Старые ходики с подвешенной к ним гирькой, висевшие над довольно новой видео-двойкой LG, исправно показывали половину третьего ночи. Керосиновая лампа, подвешенная на кронштейн, отбрасывала чёткий круг света на низкий потолок, собранный из широких некрашеных досок.
Электричества опять не было — где-то то ли сняли провод, то ли оборвался. В принципе можно было перейти на ветряк, равномерно крутившийся над домом, но Рат ничего не имел против керосинки.
Все и всё давно спали. Одетый в спортивные штаны, обвив босыми ногами могучие ножки табурета, Рат снаряжал патроны. Как всегда в таких случаях, его лицо было очень сосредоточенным, брови чуть сошлись к переносице, а нижняя губа выпятилась. Стол был абсолютно чист, ничего лишнего, кроме необходимых принадлежностей. Справа стройным рядом замерли пластиковые гильзы 16-го калибра, слева — лежали на боку снаряжённые патроны: отдельно с дробью нескольких номеров, отдельно с медвежьей картечью, отдельно — с похожими на фрезу плосковерхими пулями Блондо, полностью утопленными в гильзе; каждый — помечен своим значком. Как и большинство местных охотников, Рат не доверял заводским патронам и предпочитал снаряжать их сам, тщательно отвешивая бережно хранящийся в стеклянных банках с винтовыми крышками порох, отмеряя дробь и картечь, осаливая пыжи и используя при снаряжении разные мелкие, но улучшающие результат хитрости, накопленные поколениями таёжников.
Остальное снаряжение было аккуратно разложено на длинной скамье напротив кровати. Ничего лишнего или вызывающе-шикарно-модернового, только проверенные вещи, надёжные и послушные хозяину. Из нового был только бинокль — двенадцатикратный.

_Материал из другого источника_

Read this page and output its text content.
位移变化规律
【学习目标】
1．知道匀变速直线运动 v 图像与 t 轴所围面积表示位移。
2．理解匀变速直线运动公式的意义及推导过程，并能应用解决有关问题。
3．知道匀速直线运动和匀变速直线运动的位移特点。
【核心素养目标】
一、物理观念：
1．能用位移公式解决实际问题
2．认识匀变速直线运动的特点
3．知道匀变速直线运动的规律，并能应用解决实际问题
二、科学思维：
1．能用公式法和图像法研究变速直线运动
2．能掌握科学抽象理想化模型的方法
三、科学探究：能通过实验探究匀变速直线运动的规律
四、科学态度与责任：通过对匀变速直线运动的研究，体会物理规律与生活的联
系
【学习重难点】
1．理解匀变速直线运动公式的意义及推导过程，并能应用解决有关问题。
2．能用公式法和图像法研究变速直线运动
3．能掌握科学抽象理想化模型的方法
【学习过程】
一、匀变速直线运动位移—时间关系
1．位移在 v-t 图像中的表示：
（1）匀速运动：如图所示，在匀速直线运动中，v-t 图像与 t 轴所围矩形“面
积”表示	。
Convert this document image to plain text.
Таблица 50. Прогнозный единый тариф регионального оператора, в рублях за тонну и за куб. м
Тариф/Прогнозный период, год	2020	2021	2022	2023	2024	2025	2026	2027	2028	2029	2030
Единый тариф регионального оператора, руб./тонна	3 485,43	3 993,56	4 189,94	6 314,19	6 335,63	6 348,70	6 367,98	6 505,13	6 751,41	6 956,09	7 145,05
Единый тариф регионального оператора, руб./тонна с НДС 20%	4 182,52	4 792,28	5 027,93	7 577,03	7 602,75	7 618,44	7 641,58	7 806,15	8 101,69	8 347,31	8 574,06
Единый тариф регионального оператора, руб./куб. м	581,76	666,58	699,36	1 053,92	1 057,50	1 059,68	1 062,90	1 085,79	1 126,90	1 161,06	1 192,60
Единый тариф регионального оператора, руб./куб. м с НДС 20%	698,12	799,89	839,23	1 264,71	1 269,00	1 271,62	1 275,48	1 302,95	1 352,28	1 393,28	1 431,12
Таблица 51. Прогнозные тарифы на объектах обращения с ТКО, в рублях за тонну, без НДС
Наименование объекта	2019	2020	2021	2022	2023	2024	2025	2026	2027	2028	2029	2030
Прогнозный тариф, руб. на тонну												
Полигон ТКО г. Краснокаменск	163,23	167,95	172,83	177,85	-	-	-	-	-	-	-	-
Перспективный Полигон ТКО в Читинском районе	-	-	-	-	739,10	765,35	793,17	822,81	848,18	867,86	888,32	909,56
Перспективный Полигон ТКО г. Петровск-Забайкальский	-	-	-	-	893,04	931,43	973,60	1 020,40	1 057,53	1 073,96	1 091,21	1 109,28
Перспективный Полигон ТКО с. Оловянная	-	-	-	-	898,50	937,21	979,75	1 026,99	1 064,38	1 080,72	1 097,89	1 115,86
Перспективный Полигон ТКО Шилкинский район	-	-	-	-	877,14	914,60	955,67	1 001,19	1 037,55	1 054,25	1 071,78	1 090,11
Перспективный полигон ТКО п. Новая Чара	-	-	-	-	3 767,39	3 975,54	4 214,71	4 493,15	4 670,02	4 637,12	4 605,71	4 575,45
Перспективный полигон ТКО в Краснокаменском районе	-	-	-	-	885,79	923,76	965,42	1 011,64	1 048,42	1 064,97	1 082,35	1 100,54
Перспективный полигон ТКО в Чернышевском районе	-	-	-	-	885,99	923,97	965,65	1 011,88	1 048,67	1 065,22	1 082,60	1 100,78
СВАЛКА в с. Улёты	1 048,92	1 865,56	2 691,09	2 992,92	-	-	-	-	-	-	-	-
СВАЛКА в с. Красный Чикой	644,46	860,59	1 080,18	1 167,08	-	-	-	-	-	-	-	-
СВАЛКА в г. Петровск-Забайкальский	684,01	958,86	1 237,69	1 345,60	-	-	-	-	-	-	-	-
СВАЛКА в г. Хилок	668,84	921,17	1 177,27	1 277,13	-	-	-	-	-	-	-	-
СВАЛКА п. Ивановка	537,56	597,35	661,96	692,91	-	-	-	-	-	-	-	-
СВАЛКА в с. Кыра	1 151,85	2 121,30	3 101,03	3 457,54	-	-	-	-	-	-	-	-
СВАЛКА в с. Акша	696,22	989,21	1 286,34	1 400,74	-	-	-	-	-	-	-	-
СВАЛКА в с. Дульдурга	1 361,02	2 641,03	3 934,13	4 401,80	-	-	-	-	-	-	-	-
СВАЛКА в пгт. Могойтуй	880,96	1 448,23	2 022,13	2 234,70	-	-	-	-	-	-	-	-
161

— Ста штук должно хватить, — пробормотал Рат, закидывая руки за голову и потягиваясь всем телом. — Половину пули, тридцать с дробью, двадцать с картечью, куда ещё?.. Ну-ка… — он выдвинул ящик стола, достал пять плоских магазинов и яркие коробочки мелкокалиберных патронов к верхнему стволу.[6] Снарядив точными движениями пальцев все магазины, Рат подумал и положил рядом с ними одну из коробочек — на сто патрон.
Но вместо того, чтобы вернуться к снаряжению патрон, мальчик подпёр голову рукой и задумался…
…— Не ходил бы ты, Ратка.
— Я задаток взял, — Рат, отодвинул пустую тарелку. — Спасибо, ба… Вкусно.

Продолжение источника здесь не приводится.